A federal source, who spoke Wednesday to The Associated Press on the condition of anonymity, said investigators had discovered what appeared to be a fingerprint on a shard of glass from a broken window at Lefkow's house. The glass was flown to Washington for analysis at the FBI laboratory, the federal source told the AP.
The source also said a bloody shoe print, possibly that of a suspect, was found at the home.
Investigators believe the two victims were forced to lie on the basement floor before being shot, the Chicago Tribune reported Wednesday, citing unidentified sources.
A source told the AP that police found two .22-caliber shell casings at the scene.
Authorities were looking into the source of several phone calls Lefkow and her family received Sunday night that might have come from a correctional facility, the Chicago Sun-Times reported Wednesday, citing a police report.

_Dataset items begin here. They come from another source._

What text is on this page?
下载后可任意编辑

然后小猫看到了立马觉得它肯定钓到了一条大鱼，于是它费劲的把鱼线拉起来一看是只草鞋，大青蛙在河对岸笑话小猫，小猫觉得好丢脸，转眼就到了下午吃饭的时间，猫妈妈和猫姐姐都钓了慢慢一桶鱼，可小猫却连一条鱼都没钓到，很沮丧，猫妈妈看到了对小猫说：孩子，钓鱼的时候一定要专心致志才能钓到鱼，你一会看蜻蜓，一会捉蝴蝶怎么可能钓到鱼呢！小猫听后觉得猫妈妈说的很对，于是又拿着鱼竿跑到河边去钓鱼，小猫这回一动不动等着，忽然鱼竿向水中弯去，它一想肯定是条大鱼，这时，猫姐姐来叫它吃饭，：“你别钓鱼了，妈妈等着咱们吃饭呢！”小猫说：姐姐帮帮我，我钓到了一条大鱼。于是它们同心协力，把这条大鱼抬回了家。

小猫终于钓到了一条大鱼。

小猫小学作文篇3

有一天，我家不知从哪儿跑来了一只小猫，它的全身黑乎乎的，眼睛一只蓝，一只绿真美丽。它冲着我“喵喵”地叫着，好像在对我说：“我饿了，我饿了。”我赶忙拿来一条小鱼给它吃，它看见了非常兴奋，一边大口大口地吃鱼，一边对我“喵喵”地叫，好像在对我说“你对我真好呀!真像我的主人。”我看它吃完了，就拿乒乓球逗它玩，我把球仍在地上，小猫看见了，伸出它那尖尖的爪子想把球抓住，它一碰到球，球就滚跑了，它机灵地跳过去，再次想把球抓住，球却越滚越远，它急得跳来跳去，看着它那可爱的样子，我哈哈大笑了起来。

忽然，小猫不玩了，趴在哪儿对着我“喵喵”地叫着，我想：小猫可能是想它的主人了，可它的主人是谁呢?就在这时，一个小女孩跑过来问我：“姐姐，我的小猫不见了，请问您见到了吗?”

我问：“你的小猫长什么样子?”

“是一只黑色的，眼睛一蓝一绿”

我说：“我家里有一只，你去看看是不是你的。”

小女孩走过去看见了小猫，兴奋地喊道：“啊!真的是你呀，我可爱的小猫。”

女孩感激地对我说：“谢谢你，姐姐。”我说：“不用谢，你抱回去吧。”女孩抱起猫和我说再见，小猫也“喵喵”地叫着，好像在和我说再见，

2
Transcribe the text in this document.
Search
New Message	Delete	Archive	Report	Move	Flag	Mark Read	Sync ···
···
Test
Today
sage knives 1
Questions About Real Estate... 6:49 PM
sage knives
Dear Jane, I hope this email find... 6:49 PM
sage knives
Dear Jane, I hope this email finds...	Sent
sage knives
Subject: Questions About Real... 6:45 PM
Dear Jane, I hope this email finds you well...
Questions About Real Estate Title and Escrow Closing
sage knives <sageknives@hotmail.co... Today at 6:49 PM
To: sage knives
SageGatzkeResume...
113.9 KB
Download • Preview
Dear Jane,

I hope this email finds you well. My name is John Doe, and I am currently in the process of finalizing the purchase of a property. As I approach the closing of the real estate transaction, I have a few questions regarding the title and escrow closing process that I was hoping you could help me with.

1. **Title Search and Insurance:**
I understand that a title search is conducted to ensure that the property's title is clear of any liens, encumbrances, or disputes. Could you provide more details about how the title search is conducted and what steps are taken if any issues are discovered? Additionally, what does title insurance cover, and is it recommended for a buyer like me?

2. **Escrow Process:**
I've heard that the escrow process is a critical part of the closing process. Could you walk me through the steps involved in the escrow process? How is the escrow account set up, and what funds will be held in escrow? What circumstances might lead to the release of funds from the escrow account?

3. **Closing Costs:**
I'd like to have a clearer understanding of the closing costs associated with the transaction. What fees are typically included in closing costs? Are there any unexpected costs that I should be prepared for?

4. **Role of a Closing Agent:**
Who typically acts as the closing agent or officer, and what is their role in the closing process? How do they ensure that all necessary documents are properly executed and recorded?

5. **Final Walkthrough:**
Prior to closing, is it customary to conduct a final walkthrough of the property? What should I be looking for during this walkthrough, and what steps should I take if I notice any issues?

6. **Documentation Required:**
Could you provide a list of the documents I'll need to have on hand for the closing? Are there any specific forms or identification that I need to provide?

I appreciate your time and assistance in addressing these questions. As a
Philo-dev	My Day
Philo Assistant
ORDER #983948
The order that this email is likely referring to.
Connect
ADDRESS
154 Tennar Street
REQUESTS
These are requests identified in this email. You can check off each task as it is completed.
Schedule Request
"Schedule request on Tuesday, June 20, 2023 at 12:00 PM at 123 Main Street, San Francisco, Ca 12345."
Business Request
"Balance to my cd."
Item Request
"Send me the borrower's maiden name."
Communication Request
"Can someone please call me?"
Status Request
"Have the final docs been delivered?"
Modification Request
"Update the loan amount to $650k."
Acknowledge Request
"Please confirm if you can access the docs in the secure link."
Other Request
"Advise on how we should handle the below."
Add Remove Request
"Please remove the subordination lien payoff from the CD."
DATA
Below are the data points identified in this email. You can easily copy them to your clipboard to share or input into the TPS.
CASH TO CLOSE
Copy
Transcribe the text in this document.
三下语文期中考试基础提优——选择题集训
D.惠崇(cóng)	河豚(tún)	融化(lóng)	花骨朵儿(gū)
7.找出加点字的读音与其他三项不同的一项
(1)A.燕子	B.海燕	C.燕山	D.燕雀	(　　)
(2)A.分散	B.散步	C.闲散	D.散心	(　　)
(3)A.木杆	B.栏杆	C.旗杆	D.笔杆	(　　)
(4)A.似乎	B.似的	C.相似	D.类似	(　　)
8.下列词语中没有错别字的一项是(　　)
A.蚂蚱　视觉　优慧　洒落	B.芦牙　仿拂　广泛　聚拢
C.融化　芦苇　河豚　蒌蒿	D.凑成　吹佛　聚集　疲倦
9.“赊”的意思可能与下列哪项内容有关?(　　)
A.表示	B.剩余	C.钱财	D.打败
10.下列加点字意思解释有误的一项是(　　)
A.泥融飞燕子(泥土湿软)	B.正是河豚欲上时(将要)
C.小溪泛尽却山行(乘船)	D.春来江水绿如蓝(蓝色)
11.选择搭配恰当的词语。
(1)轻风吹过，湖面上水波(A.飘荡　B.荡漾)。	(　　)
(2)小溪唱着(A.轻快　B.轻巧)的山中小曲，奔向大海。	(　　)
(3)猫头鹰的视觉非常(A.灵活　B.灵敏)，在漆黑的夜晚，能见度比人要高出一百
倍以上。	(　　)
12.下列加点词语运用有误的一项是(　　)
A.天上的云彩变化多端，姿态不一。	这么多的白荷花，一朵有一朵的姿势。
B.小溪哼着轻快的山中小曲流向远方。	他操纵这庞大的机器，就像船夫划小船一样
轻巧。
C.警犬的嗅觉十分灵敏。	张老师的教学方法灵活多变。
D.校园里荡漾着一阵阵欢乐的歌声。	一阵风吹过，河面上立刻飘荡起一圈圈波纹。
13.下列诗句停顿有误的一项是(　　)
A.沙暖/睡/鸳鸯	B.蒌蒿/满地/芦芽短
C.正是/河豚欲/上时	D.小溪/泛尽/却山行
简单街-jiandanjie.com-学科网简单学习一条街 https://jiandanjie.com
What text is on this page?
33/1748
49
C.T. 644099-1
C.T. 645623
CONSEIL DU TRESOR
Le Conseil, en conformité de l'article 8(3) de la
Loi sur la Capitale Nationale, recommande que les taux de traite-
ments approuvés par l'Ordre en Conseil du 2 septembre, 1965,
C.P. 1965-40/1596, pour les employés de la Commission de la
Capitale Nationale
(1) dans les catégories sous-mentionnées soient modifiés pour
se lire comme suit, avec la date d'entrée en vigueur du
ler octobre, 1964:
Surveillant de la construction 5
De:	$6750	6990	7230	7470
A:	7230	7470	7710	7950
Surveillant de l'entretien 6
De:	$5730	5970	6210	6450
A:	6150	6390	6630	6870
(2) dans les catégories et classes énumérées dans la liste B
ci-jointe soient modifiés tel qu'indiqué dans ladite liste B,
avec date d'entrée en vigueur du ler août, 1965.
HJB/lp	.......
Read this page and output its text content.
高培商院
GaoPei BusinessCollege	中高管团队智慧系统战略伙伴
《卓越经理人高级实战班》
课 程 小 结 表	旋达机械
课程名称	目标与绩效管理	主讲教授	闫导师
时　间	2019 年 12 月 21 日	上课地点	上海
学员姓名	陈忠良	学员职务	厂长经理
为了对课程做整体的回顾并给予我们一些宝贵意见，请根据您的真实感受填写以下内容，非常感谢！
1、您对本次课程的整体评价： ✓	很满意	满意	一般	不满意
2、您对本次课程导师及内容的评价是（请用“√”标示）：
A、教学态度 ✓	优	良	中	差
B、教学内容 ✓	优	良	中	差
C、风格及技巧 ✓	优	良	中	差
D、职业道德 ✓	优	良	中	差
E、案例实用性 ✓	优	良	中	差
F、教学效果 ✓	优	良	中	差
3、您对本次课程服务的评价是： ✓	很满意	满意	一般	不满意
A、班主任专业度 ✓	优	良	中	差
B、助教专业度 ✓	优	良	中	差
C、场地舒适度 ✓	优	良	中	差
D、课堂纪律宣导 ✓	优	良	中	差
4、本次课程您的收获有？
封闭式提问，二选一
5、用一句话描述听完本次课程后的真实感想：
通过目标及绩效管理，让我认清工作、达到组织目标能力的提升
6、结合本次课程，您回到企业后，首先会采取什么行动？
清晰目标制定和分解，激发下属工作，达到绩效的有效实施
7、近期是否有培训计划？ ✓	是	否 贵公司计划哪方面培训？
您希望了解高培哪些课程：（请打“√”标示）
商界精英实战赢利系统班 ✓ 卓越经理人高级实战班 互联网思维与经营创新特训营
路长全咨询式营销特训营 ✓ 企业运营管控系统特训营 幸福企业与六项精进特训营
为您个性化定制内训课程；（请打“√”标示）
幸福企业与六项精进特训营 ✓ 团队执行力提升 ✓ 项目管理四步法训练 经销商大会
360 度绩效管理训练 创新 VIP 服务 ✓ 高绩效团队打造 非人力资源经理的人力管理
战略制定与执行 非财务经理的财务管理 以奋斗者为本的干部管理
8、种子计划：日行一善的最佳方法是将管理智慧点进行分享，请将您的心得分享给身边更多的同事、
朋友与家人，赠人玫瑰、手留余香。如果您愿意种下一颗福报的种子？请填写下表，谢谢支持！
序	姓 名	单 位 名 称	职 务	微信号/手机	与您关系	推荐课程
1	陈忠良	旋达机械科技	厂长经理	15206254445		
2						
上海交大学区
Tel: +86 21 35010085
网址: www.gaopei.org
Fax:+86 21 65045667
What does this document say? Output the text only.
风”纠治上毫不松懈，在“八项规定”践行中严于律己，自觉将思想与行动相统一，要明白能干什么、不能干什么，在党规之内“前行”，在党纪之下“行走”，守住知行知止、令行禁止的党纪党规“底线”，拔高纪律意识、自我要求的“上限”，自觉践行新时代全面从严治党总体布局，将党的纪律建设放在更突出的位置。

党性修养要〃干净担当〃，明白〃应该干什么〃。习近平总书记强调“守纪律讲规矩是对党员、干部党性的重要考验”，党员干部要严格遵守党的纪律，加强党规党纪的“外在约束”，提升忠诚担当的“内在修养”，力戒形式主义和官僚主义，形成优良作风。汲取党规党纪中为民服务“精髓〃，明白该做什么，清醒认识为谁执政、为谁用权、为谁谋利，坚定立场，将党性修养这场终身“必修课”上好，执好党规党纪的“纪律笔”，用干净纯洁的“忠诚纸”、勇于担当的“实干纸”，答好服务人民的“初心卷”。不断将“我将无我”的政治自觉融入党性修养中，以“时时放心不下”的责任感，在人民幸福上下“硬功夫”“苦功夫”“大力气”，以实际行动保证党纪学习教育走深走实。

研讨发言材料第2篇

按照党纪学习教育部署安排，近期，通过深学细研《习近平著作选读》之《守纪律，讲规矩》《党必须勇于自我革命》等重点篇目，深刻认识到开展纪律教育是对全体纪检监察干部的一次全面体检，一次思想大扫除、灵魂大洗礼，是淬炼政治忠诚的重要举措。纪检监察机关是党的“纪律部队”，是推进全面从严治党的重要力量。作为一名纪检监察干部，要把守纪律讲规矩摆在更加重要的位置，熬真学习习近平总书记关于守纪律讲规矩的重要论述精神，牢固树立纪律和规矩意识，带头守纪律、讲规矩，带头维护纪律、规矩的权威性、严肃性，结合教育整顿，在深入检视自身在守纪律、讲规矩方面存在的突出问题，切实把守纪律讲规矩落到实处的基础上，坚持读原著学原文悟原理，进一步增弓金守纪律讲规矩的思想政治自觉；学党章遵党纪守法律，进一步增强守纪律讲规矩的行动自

Police also were investigating reports that a mysterious car was parked near the home Monday morning, the Sun-Times and Tribune reported.
Police said the possibility that the slayings were committed by hate groups was "but one facet of our investigation" and cautioned against jumping to that conclusion.
As recently as last year, federal authorities took the murder plot that Hale hatched seriously enough that they provided protection for Lefkow for at least a few weeks and Chicago police stepped up patrols of her neighborhood. The Lefkows also took their own security measures, installing cameras on their front porch, said Mike Miner, a senior editor at the Chicago Reader and longtime friend of the couple.
Hale's father, retired East Peoria policeman Russell Hale, dismissed the notion that his son was involved in the slayings, saying he is under constant surveillance at the federal correctional center in Chicago and the FBI closely monitors his phone calls and visits with family members.
"There would be no way he could order anything," said Hale. "It's ridiculous."
Lefkow was nominated to the U.S. District Court bench by President Clinton in 2000. She has sentenced defendants in the political corruption case involving former Gov. George Ryan, decided the mental fitness of a man suspected of shooting a police officer and ordered the makers of Beanie Babies to pay $700,000 in a trademark case.
As Andersen went public with his concerns Wednesday, other judges and attorneys were wondering about their own safety.
Federal court officials in Detroit planned to discuss security at a meeting Wednesday, said David Weaver, administrator of the U.S. District Court in Detroit. He said he was not aware of any additional security measures being taken yet.
A spokesman for the U.S. Marshals Service said Wednesday in Washington he was unaware of an increase in requests for protection by federal judges. He said he would not disclose details of judges' security.
Andersen said he wanted to go public with his concerns because Lefkow would want him to speak out.
Andersen he did "not believe that any person in government has done anything wrong" in connection with the slayings, but said the attorney general and the secretary of homeland security should take the lead in making any changes in the level of security for judges and their families.